Molten copper is poured at Xstrata's Kidd Creek facility in Timmins, Ont.

Copper crumbles to 9-1/2-month low Add to ...

Copper crumbled Monday to its cheapest price since late November as investors, fearful about further tightening measures in China and an inability by policymakers to resolve Europe’s debt crisis heavily reduced their exposure to risky assets.

Copper’s 3.8 per cent price drop – its biggest one-day loss since early March – led all decliners in the base metals complex, as concerns about slowing economic growth, particularly in the Western world, limited any hint of bullishness from a still-supportive fundamental picture for the red metal.

“The market is beginning to price in quite a gloomy economic scenario for the rest of this year. Pessimism about Europe has increased significantly and you’re seeing that being played out in assets that are sensitive to growth,” said Gayle Berry, an analyst at Barclays Capital.

“Base metals are suffering on the back of growth expectations that continue to turn negative. In the backdrop, the fundamentals remain robust, particularly with Chinese demand still growing, but these markets are not trading on fundamentals at the moment.”

However, a partial resolution to a work stoppage at the world’s third-biggest copper mine in Indonesia as well as a large inflow of metal into exchange-monitored warehouses seemed to erode some of the metal’s supply side support.

London Metal Exchange (LME) three-month copper dived to a session low at $8,323 a tonne, its cheapest since late November last year, before ending the day with a $332 loss at $8,364.

Copper has lost around 16 per cent of its value since early August, resulting in sharp decline in total market open interest.

In New York, the key December COMEX contract plunged 14.90 cents to settle at $3.7825 per lb, near the bottom of its $3.7655 to $3.9150 session range.

Reflecting growing risk aversion, world stock markets sank, the euro shed more than 1 per cent and oil prices tumbled, as a new round of fear gripped markets that Greece may default on its debt and trigger economic fallout that would cascade throughout the euro zone.

Investors are likely to focus on a policy meeting of the U.S. Federal Reserve on Tuesday and Wednesday, where the Fed could take steps to increase downward pressure on longer-term interest rates to help spur a recovery of the world’s largest economy.

“The main event for this week is likely to be the Fed meeting and that is something that will likely guide most markets towards the end of the week,” Danske Bank analyst Christin Tuxen said.

“We’re expecting that we’ll see some new stimuli measures being announced by the Fed but to a very large extent, this is probably already priced in the market so in that sense, I do not think it’s going to be a major relief for base metal markets.”


Copper’s weakness was also influenced by the partial end to a strike at Freeport McMoRan’s Grasberg mine in Indonesia.

More than a thousand workers have returned to the mine, the company said on Monday, leading the union to say some production has restarted at the world’s third-biggest copper mine.
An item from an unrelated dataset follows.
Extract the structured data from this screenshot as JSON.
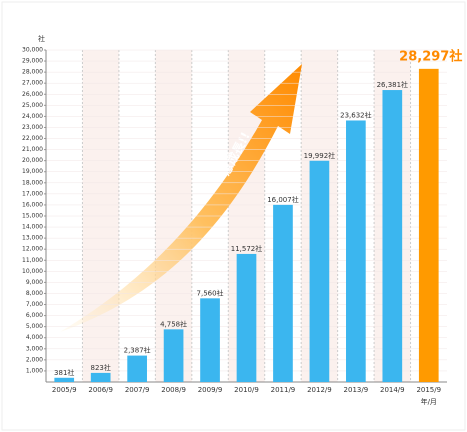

But workers have yet to agree a pay deal with the company, a union official said.

Further downside pressure came from overnight inventory data showing copper stocks at LME-approved warehouses rose 3,100 tonnes to 469,125 tonnes, their highest level since late July.
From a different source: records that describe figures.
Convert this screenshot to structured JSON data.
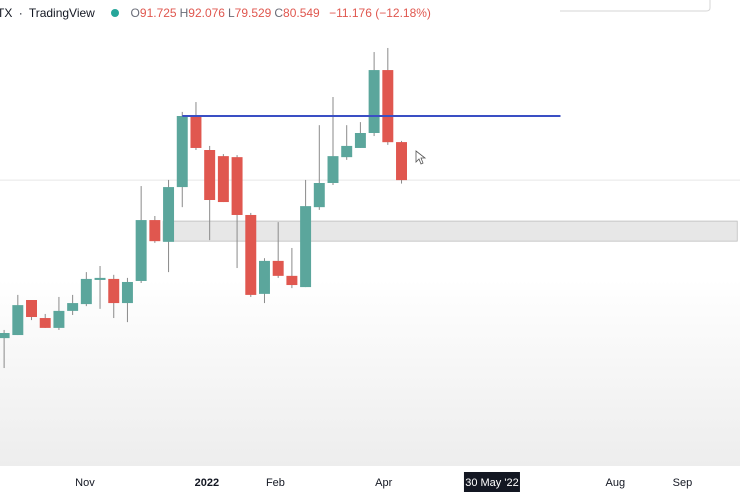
{
  "header": {
    "symbol": "TX",
    "separator": "·",
    "source": "TradingView",
    "ohlc": [
      {
        "letter": "O",
        "value": "91.725"
      },
      {
        "letter": "H",
        "value": "92.076"
      },
      {
        "letter": "L",
        "value": "79.529"
      },
      {
        "letter": "C",
        "value": "80.549"
      }
    ],
    "change": "−11.176 (−12.18%)"
  },
  "chart_data": {
    "type": "candlestick",
    "categories": [
      null,
      null,
      null,
      null,
      null,
      null,
      null,
      null,
      null,
      null,
      null,
      null,
      null,
      null,
      null,
      null,
      null,
      null,
      null,
      null,
      null,
      null,
      null,
      null,
      null,
      null,
      null,
      null,
      null,
      null
    ],
    "open": [
      34.1,
      35.0,
      45.3,
      40.0,
      37.1,
      42.1,
      44.1,
      51.2,
      51.5,
      44.4,
      50.9,
      68.8,
      62.4,
      78.5,
      99.4,
      89.4,
      87.6,
      87.3,
      70.3,
      47.1,
      56.8,
      52.4,
      49.1,
      72.6,
      79.7,
      87.3,
      90.0,
      94.4,
      112.9,
      91.725
    ],
    "high": [
      36.5,
      46.8,
      45.3,
      41.2,
      46.2,
      46.8,
      53.5,
      55.3,
      52.7,
      51.8,
      78.8,
      70.0,
      80.6,
      100.6,
      103.5,
      90.6,
      88.2,
      87.9,
      70.9,
      57.6,
      68.2,
      60.6,
      80.6,
      96.7,
      105.0,
      96.7,
      97.6,
      118.2,
      119.4,
      92.076
    ],
    "low": [
      25.3,
      35.0,
      39.4,
      37.1,
      36.5,
      40.9,
      43.5,
      42.7,
      40.0,
      38.8,
      50.3,
      62.1,
      53.5,
      72.6,
      89.4,
      62.9,
      74.1,
      54.7,
      46.2,
      44.4,
      51.8,
      48.8,
      49.1,
      71.8,
      79.1,
      86.5,
      90.0,
      93.5,
      90.9,
      79.529
    ],
    "close": [
      35.6,
      43.8,
      40.3,
      37.1,
      42.1,
      44.4,
      51.5,
      51.8,
      44.4,
      50.6,
      68.8,
      62.6,
      78.5,
      99.4,
      90.0,
      74.7,
      74.1,
      70.3,
      46.8,
      56.8,
      52.4,
      49.7,
      72.9,
      79.7,
      87.6,
      90.6,
      94.4,
      112.9,
      91.7,
      80.549
    ],
    "up_color": "#5ba69c",
    "down_color": "#e0574f",
    "ylim": [
      -3.5,
      133.5
    ],
    "xlim": [
      -0.3,
      53.7
    ],
    "xticks": [
      {
        "value": 5.9,
        "label": "Nov"
      },
      {
        "value": 14.8,
        "label": "2022"
      },
      {
        "value": 19.8,
        "label": "Feb"
      },
      {
        "value": 27.7,
        "label": "Apr"
      },
      {
        "value": 44.6,
        "label": "Aug"
      },
      {
        "value": 49.5,
        "label": "Sep"
      }
    ],
    "crosshair_x": {
      "value": 35.6,
      "label": "30 May '22"
    },
    "levels": [
      {
        "value": 99.4,
        "from": 13,
        "to": 40.6,
        "color": "#3a4fc4"
      }
    ],
    "zones": [
      {
        "low": 62.6,
        "high": 68.5,
        "from": 11.6,
        "to": 53.5
      }
    ],
    "last_price_line": true
  }
}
Also likely to weigh on global demand for copper is the prospect that the world’s two biggest developing nations are expected to stay in a monetary tightening mode.

Chinese Premier Wen Jiabao is still worried about high prices, according to a statement on the central government’s website on Friday, signaling that the end of the country’s tightening cycle is still not in sight.
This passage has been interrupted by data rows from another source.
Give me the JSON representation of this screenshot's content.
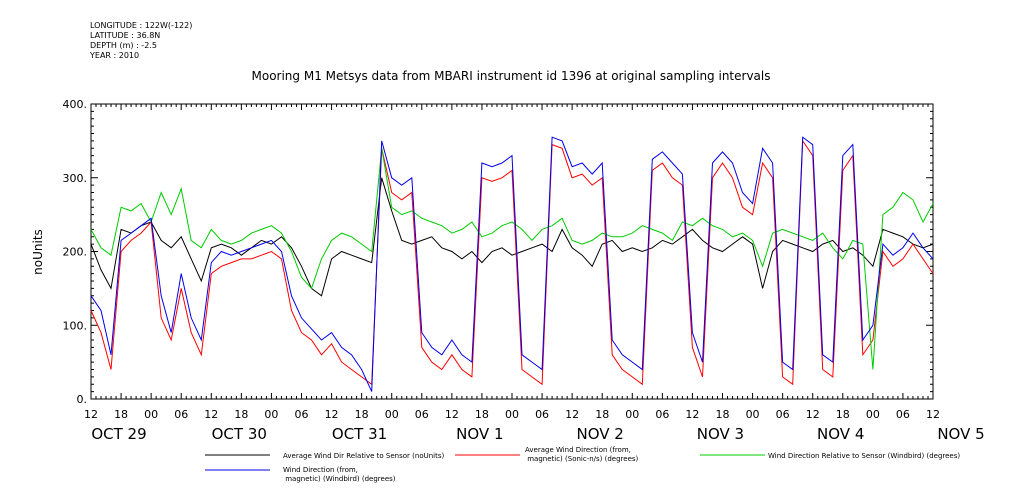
{
  "meta": {
    "longitude": "LONGITUDE : 122W(-122)",
    "latitude": "LATITUDE : 36.8N",
    "depth": "DEPTH (m) : -2.5",
    "year": "YEAR : 2010"
  },
  "chart_data": {
    "type": "line",
    "title": "Mooring M1 Metsys data from MBARI instrument id 1396 at original sampling intervals",
    "ylabel": "noUnits",
    "xlabel": "",
    "ylim": [
      0,
      400
    ],
    "xlim_hours": [
      0,
      168
    ],
    "yticks": [
      0,
      100,
      200,
      300,
      400
    ],
    "ytick_labels": [
      "0.",
      "100.",
      "200.",
      "300.",
      "400."
    ],
    "hour_ticks": [
      "12",
      "18",
      "00",
      "06",
      "12",
      "18",
      "00",
      "06",
      "12",
      "18",
      "00",
      "06",
      "12",
      "18",
      "00",
      "06",
      "12",
      "18",
      "00",
      "06",
      "12",
      "18",
      "00",
      "06",
      "12",
      "18",
      "00",
      "06",
      "12"
    ],
    "date_labels": [
      {
        "label": "OCT 29",
        "hour": 0
      },
      {
        "label": "OCT 30",
        "hour": 24
      },
      {
        "label": "OCT 31",
        "hour": 48
      },
      {
        "label": "NOV  1",
        "hour": 72
      },
      {
        "label": "NOV  2",
        "hour": 96
      },
      {
        "label": "NOV  3",
        "hour": 120
      },
      {
        "label": "NOV  4",
        "hour": 144
      },
      {
        "label": "NOV  5",
        "hour": 168
      }
    ],
    "series": [
      {
        "name": "Average Wind Dir Relative to Sensor (noUnits)",
        "color": "#000000",
        "x": [
          0,
          2,
          4,
          6,
          8,
          10,
          12,
          14,
          16,
          18,
          20,
          22,
          24,
          26,
          28,
          30,
          32,
          34,
          36,
          38,
          40,
          42,
          44,
          46,
          48,
          50,
          52,
          54,
          56,
          58,
          60,
          62,
          64,
          66,
          68,
          70,
          72,
          74,
          76,
          78,
          80,
          82,
          84,
          86,
          88,
          90,
          92,
          94,
          96,
          98,
          100,
          102,
          104,
          106,
          108,
          110,
          112,
          114,
          116,
          118,
          120,
          122,
          124,
          126,
          128,
          130,
          132,
          134,
          136,
          138,
          140,
          142,
          144,
          146,
          148,
          150,
          152,
          154,
          156,
          158,
          160,
          162,
          164,
          166,
          168
        ],
        "y": [
          210,
          175,
          150,
          230,
          225,
          235,
          240,
          215,
          205,
          220,
          190,
          160,
          205,
          210,
          205,
          195,
          205,
          215,
          210,
          220,
          205,
          180,
          150,
          140,
          190,
          200,
          195,
          190,
          185,
          300,
          255,
          215,
          210,
          215,
          220,
          205,
          200,
          190,
          200,
          185,
          200,
          205,
          195,
          200,
          205,
          210,
          200,
          230,
          205,
          195,
          180,
          210,
          215,
          200,
          205,
          200,
          205,
          215,
          210,
          220,
          230,
          215,
          205,
          200,
          210,
          220,
          210,
          150,
          200,
          215,
          210,
          205,
          200,
          210,
          215,
          200,
          205,
          195,
          180,
          230,
          225,
          220,
          210,
          205,
          210
        ]
      },
      {
        "name": "Average Wind Direction (from, magnetic) (Sonic-n/s) (degrees)",
        "color": "#ff0000",
        "x": [
          0,
          2,
          4,
          6,
          8,
          10,
          12,
          14,
          16,
          18,
          20,
          22,
          24,
          26,
          28,
          30,
          32,
          34,
          36,
          38,
          40,
          42,
          44,
          46,
          48,
          50,
          52,
          54,
          56,
          58,
          60,
          62,
          64,
          66,
          68,
          70,
          72,
          74,
          76,
          78,
          80,
          82,
          84,
          86,
          88,
          90,
          92,
          94,
          96,
          98,
          100,
          102,
          104,
          106,
          108,
          110,
          112,
          114,
          116,
          118,
          120,
          122,
          124,
          126,
          128,
          130,
          132,
          134,
          136,
          138,
          140,
          142,
          144,
          146,
          148,
          150,
          152,
          154,
          156,
          158,
          160,
          162,
          164,
          166,
          168
        ],
        "y": [
          120,
          90,
          40,
          200,
          215,
          225,
          240,
          110,
          80,
          150,
          90,
          60,
          170,
          180,
          185,
          190,
          190,
          195,
          200,
          190,
          120,
          90,
          80,
          60,
          75,
          50,
          40,
          30,
          20,
          340,
          280,
          270,
          280,
          70,
          50,
          40,
          60,
          40,
          30,
          300,
          295,
          300,
          310,
          40,
          30,
          20,
          345,
          340,
          300,
          305,
          290,
          300,
          60,
          40,
          30,
          20,
          310,
          320,
          300,
          290,
          70,
          30,
          300,
          320,
          300,
          260,
          250,
          320,
          300,
          30,
          20,
          350,
          330,
          40,
          30,
          310,
          330,
          60,
          80,
          200,
          180,
          190,
          210,
          190,
          170
        ]
      },
      {
        "name": "Wind Direction Relative to Sensor (Windbird) (degrees)",
        "color": "#00cc00",
        "x": [
          0,
          2,
          4,
          6,
          8,
          10,
          12,
          14,
          16,
          18,
          20,
          22,
          24,
          26,
          28,
          30,
          32,
          34,
          36,
          38,
          40,
          42,
          44,
          46,
          48,
          50,
          52,
          54,
          56,
          58,
          60,
          62,
          64,
          66,
          68,
          70,
          72,
          74,
          76,
          78,
          80,
          82,
          84,
          86,
          88,
          90,
          92,
          94,
          96,
          98,
          100,
          102,
          104,
          106,
          108,
          110,
          112,
          114,
          116,
          118,
          120,
          122,
          124,
          126,
          128,
          130,
          132,
          134,
          136,
          138,
          140,
          142,
          144,
          146,
          148,
          150,
          152,
          154,
          156,
          158,
          160,
          162,
          164,
          166,
          168
        ],
        "y": [
          230,
          205,
          195,
          260,
          255,
          265,
          240,
          280,
          250,
          285,
          215,
          205,
          230,
          215,
          210,
          215,
          225,
          230,
          235,
          225,
          200,
          165,
          150,
          190,
          215,
          225,
          220,
          210,
          200,
          340,
          260,
          250,
          255,
          245,
          240,
          235,
          225,
          230,
          240,
          220,
          225,
          235,
          240,
          230,
          215,
          230,
          235,
          245,
          215,
          210,
          215,
          225,
          220,
          220,
          225,
          235,
          230,
          225,
          215,
          240,
          235,
          245,
          235,
          230,
          220,
          225,
          215,
          180,
          225,
          230,
          225,
          220,
          215,
          225,
          205,
          190,
          215,
          210,
          40,
          250,
          260,
          280,
          270,
          240,
          265
        ]
      },
      {
        "name": "Wind Direction (from, magnetic) (Windbird) (degrees)",
        "color": "#0000ee",
        "x": [
          0,
          2,
          4,
          6,
          8,
          10,
          12,
          14,
          16,
          18,
          20,
          22,
          24,
          26,
          28,
          30,
          32,
          34,
          36,
          38,
          40,
          42,
          44,
          46,
          48,
          50,
          52,
          54,
          56,
          58,
          60,
          62,
          64,
          66,
          68,
          70,
          72,
          74,
          76,
          78,
          80,
          82,
          84,
          86,
          88,
          90,
          92,
          94,
          96,
          98,
          100,
          102,
          104,
          106,
          108,
          110,
          112,
          114,
          116,
          118,
          120,
          122,
          124,
          126,
          128,
          130,
          132,
          134,
          136,
          138,
          140,
          142,
          144,
          146,
          148,
          150,
          152,
          154,
          156,
          158,
          160,
          162,
          164,
          166,
          168
        ],
        "y": [
          140,
          120,
          60,
          215,
          225,
          235,
          245,
          140,
          90,
          170,
          110,
          80,
          185,
          200,
          195,
          200,
          205,
          210,
          215,
          200,
          140,
          110,
          95,
          80,
          90,
          70,
          60,
          40,
          10,
          350,
          300,
          290,
          300,
          90,
          70,
          60,
          80,
          60,
          50,
          320,
          315,
          320,
          330,
          60,
          50,
          40,
          355,
          350,
          315,
          320,
          305,
          320,
          80,
          60,
          50,
          40,
          325,
          335,
          320,
          305,
          90,
          50,
          320,
          335,
          320,
          280,
          265,
          340,
          320,
          50,
          40,
          355,
          345,
          60,
          50,
          330,
          345,
          80,
          100,
          210,
          195,
          205,
          225,
          205,
          190
        ]
      }
    ]
  }
}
“People are worried about whether real demand is going to be there for the reminder of the year. There is talk that there has been a pretty big build up of copper semis inventories in the last four weeks,” one London-based market source said.

Elsewhere, India raised interest rates for the 12th time in 18 months on Friday and signaled more was to come, confounding expectations that it was coming to the end of its tightening cycle.